Séance du 4 juin 1998






VEILLE ET SÉCURITÉ SANITAIRES

Adoption des conclusions
d'une commission mixte paritaire

M. le président. L'ordre du jour appelle la discussion des conclusions du rapport (n° 426, 1997-1998) de la commission mixte paritaire chargée de proposer un texte sur les dispositions restant en discussion de la proposition de loi relative au renforcement de la veille sanitaire et du contrôle de la sécurité sanitaire des produits destinés à l'homme.
Dans la discussion générale, la parole est à M. le rapporteur.
M. Claude Huriet, rapporteur pour le Sénat de la commission mixte paritaire. Monsieur le président, monsieur le secrétaire d'Etat, mes chers collègues, c'est avec beaucoup de satisfaction que je rapporte aujourd'hui les conclusions de la commission mixte paritaire qui est parvenue, dans un excellent climat et sans difficulté majeure, à élaborer les termes d'un accord sur les dispositions restant en discussion de la proposition de loi sénatoriale sur le renforcement de la veille et de la sécurité sanitaires.
Les dispositions de la proposition de loi concernant la création de l'Institut français de veille sanitaire et de l'Agence française de sécurité sanitaire des produits de santé avaient, en effet, été adoptées en des termes quasiment identiques par les deux assemblées ; restaient en discussion les articles concernant essentiellement l'Agence française de sécurité sanitaire des aliments.

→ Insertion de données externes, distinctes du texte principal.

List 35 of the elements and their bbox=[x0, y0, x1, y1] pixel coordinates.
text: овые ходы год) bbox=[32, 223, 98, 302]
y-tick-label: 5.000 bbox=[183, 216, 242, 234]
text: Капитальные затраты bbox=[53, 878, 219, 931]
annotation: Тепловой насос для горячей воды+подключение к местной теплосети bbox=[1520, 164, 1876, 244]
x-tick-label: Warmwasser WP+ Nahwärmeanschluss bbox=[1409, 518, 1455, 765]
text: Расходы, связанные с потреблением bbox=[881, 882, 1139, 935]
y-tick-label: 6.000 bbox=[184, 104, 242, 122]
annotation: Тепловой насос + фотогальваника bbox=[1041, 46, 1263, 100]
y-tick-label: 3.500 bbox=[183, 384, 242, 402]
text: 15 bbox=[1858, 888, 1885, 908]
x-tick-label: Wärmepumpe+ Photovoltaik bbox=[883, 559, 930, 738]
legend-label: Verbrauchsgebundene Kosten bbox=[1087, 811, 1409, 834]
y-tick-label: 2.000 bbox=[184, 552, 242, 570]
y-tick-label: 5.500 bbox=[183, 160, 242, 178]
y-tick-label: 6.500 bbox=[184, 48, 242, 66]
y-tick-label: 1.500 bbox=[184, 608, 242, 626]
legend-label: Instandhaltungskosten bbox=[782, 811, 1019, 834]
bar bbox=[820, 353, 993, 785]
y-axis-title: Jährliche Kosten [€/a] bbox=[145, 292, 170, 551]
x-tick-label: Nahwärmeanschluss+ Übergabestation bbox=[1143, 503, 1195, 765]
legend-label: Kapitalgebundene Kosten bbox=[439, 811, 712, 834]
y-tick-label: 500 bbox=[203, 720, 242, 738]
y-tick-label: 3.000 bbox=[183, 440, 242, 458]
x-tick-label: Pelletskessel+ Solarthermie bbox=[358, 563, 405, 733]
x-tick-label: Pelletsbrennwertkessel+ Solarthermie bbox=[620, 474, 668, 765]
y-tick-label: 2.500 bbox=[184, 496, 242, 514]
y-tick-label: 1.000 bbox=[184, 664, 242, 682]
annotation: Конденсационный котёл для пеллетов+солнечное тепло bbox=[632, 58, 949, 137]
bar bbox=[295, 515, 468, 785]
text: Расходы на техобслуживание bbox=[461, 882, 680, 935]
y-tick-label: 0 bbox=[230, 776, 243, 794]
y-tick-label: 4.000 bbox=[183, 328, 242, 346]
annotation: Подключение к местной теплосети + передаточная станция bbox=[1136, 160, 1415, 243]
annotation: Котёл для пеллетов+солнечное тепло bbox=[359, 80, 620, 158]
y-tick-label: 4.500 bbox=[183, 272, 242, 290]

Le texte élaboré par la commission mixte paritaire prévoit que l'Agence française de sécurité sanitaire des aliments pourra formuler des recommandations publiques et demander aux ministres de déclencher des contrôles.

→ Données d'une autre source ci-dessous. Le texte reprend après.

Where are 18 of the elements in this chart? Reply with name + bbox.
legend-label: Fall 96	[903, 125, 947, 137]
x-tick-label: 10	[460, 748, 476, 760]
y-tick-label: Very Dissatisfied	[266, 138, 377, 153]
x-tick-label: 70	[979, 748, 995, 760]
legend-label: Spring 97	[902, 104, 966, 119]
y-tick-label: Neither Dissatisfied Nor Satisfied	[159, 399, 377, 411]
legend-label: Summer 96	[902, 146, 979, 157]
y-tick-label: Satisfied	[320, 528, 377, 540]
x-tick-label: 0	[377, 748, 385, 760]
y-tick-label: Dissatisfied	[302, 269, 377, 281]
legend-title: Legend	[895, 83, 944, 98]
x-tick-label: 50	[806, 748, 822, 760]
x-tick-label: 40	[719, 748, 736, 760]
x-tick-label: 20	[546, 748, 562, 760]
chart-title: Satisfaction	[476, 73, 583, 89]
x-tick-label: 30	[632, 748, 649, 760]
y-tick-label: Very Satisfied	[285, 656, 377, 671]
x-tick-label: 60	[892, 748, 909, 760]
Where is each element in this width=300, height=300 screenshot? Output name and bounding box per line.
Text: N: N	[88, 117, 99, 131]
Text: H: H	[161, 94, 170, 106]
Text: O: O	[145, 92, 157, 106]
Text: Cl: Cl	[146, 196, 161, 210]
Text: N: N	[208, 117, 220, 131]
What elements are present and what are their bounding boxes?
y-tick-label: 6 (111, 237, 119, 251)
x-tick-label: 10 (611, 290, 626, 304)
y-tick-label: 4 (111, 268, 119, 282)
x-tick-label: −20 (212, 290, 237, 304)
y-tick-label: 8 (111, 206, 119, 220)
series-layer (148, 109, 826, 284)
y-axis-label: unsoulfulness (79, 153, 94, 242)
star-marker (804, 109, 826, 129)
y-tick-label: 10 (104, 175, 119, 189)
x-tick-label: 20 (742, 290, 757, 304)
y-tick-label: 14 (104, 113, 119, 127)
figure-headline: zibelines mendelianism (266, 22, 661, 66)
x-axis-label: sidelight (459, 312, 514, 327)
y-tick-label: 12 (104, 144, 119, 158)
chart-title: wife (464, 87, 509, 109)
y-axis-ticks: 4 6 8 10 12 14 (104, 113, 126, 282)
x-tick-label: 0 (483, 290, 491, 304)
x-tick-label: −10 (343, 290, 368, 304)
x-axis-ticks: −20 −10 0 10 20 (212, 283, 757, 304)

L'agence contribuera, notamment par son pouvoir de recommandation et la faculté qui lui est offerte de demander au ministre de saisir les corps d'inspection de l'Etat, à la qualité et à l'indépendance des contrôles.
Grâce à l'adoption d'un amendement de notre collègue François Autain, les laboratoires de la direction générale de la concurrence, de la consommation et de la répression des fraudes seront mis à disposition de l'agence lorsqu'elle en demandera le concours, et des laboratoires publics exerçant leur activité dans son domaine de compétence pourront lui être transférés par décret.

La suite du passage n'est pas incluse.